Aside from the first-ever joining of English, Welsh and Scottish aquaculture networks, another novelty of our approach is the sub-model structure whereby specific models at individual fish-farm level can be easily devised and incorporated into the wider network model, e.g., the temperature-dependence part. From a methodological point of view, this modelling across scales represents a proof of principle for explicit cross-scale modelling in contact network-based epidemiological models.

The impacts from this project can be envisaged as an outward-radiating pattern encompassing the science, the government institutions involved, the British aquaculture Industry stakeholders, and society at large.

Starting with the science, cross-pollination of the latest insights from complex network theory and nonlinear statistics with the practical features and constraints from the British Aquaculture Industry (BAI) provides a fertile basis for improved understanding of spreading dynamics in general and for fish pathogens in the BAI in particular.
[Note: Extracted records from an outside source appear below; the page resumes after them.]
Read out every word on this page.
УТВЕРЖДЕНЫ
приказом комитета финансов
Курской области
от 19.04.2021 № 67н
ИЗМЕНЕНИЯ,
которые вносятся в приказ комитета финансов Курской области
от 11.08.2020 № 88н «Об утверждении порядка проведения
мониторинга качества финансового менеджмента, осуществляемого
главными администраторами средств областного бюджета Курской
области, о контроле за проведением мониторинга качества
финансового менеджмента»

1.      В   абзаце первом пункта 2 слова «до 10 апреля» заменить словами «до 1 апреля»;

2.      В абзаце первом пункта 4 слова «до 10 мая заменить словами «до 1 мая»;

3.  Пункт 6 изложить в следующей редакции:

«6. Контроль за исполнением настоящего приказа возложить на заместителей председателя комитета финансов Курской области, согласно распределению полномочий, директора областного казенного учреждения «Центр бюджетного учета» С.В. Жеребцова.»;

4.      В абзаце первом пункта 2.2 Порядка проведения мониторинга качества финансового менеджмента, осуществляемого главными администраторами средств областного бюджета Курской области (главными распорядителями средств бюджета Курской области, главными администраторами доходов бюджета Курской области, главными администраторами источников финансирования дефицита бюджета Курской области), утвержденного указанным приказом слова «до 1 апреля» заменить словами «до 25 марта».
Moreover, we provide not just an engine for analytical data and practical risk assessments to inform biosecurity policies, but also an example of the application of interdisciplinary knowledge that benefits both academic and stakeholder communities alike. In the longer term, the methodologies we develop, including network analysis and multi-scale models, will likely also influence epidemiological research (and implementations) in other areas of disease control in livestock (poultry, cattle, pig, sheep), in Britain and beyond.

The two collaborating government institutions represent our bridge to the BAI, and constitute direct liaisons to government-backed implementation of our findings. At the same time, we provide a bridge for them, as this is the first time that BAI network data for the whole of Britain will be combined. Through our discussions and meetings and a joint approach to studying and controlling fish pathogens - which do not respect national borders - we hope to foster increased exchange in communication of network data, the most effective policies, and early-warning whenever a new outbreak occurs. Furthermore, we generate a system able to assess the likelihoods of epidemic scenarios, yielding a comprehensive, quantitative, statistically robust basis upon which to make decisions on the types, extent, and duration of controls, producing optimised and cost-effective measures. It it is hoped that its usage and outputs may provide additional inputs for discussion between experts on both sides of the English/Scottish border.

These benefits naturally extend to other industry stakeholders and society as a whole. More (cost-) effective and targeted biosecurity measures make strategies for outbreak containment and mitigation more robust and efficient. This will positively impact not just animal welfare and productivity, but also the economic viability of the fish farming industry. As outbreaks of major infectious diseases in the BAI could have huge economic costs, prevention and effective mitigation represents a significant economic saving, one that may also be passed on to consumers in the price of fish. Additionally, since farmed fish can also act as a source for infecting wild fish, and the size and importance of this food industry is growing, there are additional benefits to the natural world, which are however, much harder to quantify.

Finally, the long-term future of the industry cannot ignore the effects of a warming climate. Water temperature directly affects many important fish pathogens' potential for harm, and although this has been studied in vitro, the actual outbreak dynamics resulting from the highly complex interplay of seasonality, weather fluctuations, and the gradual increase in the baseline temperature over the next few decades in Britain has to our knowledge never been adequately investigated using real-world data. A better understanding of this increased potential for large, devastating outbreaks may very well prove crucial for the industry, and yield both purely scientific and more generally relevant insights, that beckon to be investigated.